> Overall, this can mean significantly higher throughput and lower energy, but g...

nbingham · on April 2, 2019

Ideally, none. We're leaning toward FPGAs and CGRAs to accelerate tight inner loops. This means that it will have a huge effect on compilers. They will have to compile from a control flow behavioral description like C to a data-flow description to map onto the array. This compilation process is honestly not solved. This is why you have verilog instead of just compiling C to circuitry. I've taken a crack at it (in the form of QDI circuit synthesis from CHP) and every sub-problem is either NP-hard or NP-complete.

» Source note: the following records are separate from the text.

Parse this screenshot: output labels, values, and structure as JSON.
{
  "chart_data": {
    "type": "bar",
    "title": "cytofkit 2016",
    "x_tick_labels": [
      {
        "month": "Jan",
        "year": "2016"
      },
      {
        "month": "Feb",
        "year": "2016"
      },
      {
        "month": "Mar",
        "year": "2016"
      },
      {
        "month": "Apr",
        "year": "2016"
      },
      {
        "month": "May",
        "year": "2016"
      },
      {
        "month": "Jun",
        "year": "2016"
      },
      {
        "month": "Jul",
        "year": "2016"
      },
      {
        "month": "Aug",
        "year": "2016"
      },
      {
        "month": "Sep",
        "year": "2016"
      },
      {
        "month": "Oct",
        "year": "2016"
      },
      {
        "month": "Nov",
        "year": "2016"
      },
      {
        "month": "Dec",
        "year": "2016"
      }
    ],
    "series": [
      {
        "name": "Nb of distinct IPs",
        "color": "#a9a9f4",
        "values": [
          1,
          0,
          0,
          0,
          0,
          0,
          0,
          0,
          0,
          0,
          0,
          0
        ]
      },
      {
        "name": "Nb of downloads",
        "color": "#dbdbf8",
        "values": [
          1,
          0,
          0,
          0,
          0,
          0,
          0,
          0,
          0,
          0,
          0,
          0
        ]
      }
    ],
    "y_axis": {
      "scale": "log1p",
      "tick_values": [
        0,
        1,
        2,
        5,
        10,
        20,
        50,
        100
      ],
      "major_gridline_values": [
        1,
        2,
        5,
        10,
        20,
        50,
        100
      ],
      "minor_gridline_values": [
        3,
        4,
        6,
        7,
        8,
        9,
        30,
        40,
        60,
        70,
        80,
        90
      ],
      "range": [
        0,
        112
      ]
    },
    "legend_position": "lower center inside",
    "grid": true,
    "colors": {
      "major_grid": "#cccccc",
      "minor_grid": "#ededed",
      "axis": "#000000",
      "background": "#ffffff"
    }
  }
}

Though all of this is assuming we solve the memory bottleneck... which... might come about with upcoming work on 3D integration and memristors? who knows.

no_identd · on April 7, 2019

>every sub-problem is either NP-hard or NP-complete.

Did you check if they're FPT? (Fixed Parameter Tractable)

naasking · on April 2, 2019

So this is mostly challenging for imperative languages? So a dataflow heavy language, like functional programming, might be easier to compile?

jcranmer · on April 2, 2019

The challenge isn't in extracting a dataflow graph from an imperative control flow format. Compilers are already capable of doing this, and every major compiler has an expression DAG at some point. The challenge is in mapping from a generic dataflow graph to the actual dataflow hardware primitives, which have different requirements whose constraints may require non-trivial mappings.

naasking · on April 3, 2019

Register allocation is also NP complete, but we have plenty of efficient approximations that work well enough in practice, like linear scan for fast compilation, or by graph coloring or puzzle solving for slower but more efficient compilation. Is there a comparable tradeoff available in this case?